For the above, it can be seen that the vast majority of prescriptions are written with practice codes which are not listed in the POMI dataset, and is therefore likely to be a non-GP setting.

#### 2. Use setting data in NHSBSA data ####

In [46]:
sql = """
SELECT
  DATE(rx.month) AS month,
  rx.practice,
  prac.name,
  place.code,
  place.setting,
  SUM(total_list_size) AS list_size,
  SUM(items) AS items
FROM
  `ebmdatalab.hscic.normalised_prescribing` AS rx
INNER JOIN
  hscic.practices AS prac
ON
  prac.code = rx.practice
INNER JOIN
  richard.prescription_setting AS place
ON
  prac.setting = place.code
LEFT OUTER JOIN
  hscic.practice_statistics AS stats
ON
  rx.practice = stats.practice
  AND rx.month = stats.month
WHERE
  bnf_code LIKE '0503060B0%'
GROUP BY
  rx.month,
  practice,
  name,
  place.code,
  place.setting
"""

exportfile = os.path.join("..","data","pax_set_df.csv")
pax_set_df = bq.cached_read(sql, csv_path=exportfile, use_cache=False)

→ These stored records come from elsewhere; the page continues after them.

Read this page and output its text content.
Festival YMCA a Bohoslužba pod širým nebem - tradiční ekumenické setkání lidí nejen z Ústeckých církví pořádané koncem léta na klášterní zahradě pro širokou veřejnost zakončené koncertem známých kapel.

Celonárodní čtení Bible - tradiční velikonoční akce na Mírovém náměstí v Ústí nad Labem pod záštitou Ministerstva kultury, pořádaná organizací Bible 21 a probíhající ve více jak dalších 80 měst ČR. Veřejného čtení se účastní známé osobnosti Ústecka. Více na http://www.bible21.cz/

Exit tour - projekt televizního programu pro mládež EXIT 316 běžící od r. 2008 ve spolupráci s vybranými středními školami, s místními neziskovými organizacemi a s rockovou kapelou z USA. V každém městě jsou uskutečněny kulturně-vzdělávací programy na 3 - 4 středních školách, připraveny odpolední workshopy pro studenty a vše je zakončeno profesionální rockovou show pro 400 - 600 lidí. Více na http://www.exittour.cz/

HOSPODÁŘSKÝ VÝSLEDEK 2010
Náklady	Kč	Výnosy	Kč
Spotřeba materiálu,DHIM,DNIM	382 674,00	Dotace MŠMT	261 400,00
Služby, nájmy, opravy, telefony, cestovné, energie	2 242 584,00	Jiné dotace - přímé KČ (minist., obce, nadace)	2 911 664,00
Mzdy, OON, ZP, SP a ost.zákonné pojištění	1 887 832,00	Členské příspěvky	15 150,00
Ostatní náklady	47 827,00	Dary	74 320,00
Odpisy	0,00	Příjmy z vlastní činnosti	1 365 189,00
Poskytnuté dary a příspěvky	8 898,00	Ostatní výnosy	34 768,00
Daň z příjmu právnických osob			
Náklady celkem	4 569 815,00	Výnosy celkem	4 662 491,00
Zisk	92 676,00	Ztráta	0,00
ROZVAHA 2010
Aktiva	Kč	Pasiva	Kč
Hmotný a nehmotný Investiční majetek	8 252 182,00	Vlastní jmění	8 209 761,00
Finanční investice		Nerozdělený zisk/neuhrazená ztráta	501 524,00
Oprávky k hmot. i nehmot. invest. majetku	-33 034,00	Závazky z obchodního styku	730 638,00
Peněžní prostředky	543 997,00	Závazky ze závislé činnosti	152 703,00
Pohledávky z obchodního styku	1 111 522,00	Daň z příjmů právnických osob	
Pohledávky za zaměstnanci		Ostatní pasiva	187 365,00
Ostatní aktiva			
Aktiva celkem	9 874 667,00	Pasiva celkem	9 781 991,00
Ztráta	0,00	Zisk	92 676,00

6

Downloading: 100%|██████████| 178/178 [00:00<00:00, 714.12rows/s]


In [47]:
pax_set_piv_df = pd.pivot_table(pax_set_df, values='items', index=['month'],
                       columns=['setting'], aggfunc="sum", fill_value=0)
display(pax_set_piv_df)

setting,Community Health Service,GP Practice,Hospice,OOH Practice,Other,Urgent & Emergency Care,WIC + OOH Practice
month,Unnamed: 1_level_1,Unnamed: 2_level_1,Unnamed: 3_level_1,Unnamed: 4_level_1,Unnamed: 5_level_1,Unnamed: 6_level_1,Unnamed: 7_level_1
2022-07-01,0,1,0,0,0,0,0
2022-09-01,0,1,0,0,0,0,0
2022-12-01,0,1,0,0,0,0,0
2023-01-01,0,3,0,0,0,0,0
2023-02-01,0,1,0,0,0,0,0
2023-03-01,0,3,0,0,0,0,0
2023-04-01,0,1,0,0,0,0,0
2023-05-01,0,15,0,7,2,0,1
2023-06-01,1,18,0,7,15,0,6
2023-07-01,43,74,1,54,76,17,20


The majority of prescribing is occuring outside of the GP practice setting.  However we are getting different figures (e.g. 74 items) from this analysis than our previous methodology.  However, the practice setting can sometimes be unreliable.  We can check this by looking at the practice list sizes:

In [48]:
pax_set_gp_df = pax_set_df[(pax_set_df['code'] == 4) & (pax_set_df['month'] == '2023-07-01')].sort_values(by='items', ascending=False) 
pd.set_option('display.max_rows', None)
display(pax_set_gp_df)

Unnamed: 0,month,practice,name,code,setting,list_size,items
39,2023-07-01,Y02914,NCL COVID MEDICINES DELIVERY UNIT,4,GP Practice,,27
82,2023-07-01,Y06247,IMPROVED ACCESS,4,GP Practice,,14
96,2023-07-01,L81019,CONCORD MEDICAL CENTRE,4,GP Practice,17721.0,7
114,2023-07-01,D83040,VICTORIA SURGERY,4,GP Practice,10844.0,3
3,2023-07-01,Y02519,GLOUCESTER HEALTH ACCESS CENTRE,4,GP Practice,9710.0,2
138,2023-07-01,L81086,MENDIP VALE MEDICAL PRACTICE,4,GP Practice,46268.0,2
85,2023-07-01,P81062,REGENT HOUSE SURGERY,4,GP Practice,7677.0,1
167,2023-07-01,C87018,HIGH STREET SURGERY,4,GP Practice,7936.0,1
163,2023-07-01,E84702,WILLESDEN GREEN SURGERY,4,GP Practice,10005.0,1
152,2023-07-01,E84042,KILBURN PARK MEDICAL CENTRE,4,GP Practice,7030.0,1


For July 2023, a large number of prescriptions prescribed against a "GP Practice" setting do not have a list size, and indeed the highest prescribed is called "NCL COVID MEDICINES DELIVERY UNIT", and has therefore been misclassified as a GP practice.

## Conclusion ##

The discrepancy of prescribing of Nirmatrelvir with Ritonavir between OpenSAFELY and OpenPrescribing appears to be due to a high number of non-GP practice settings prescribing in primary care, and is therefore both systems are likely to be showing correct values.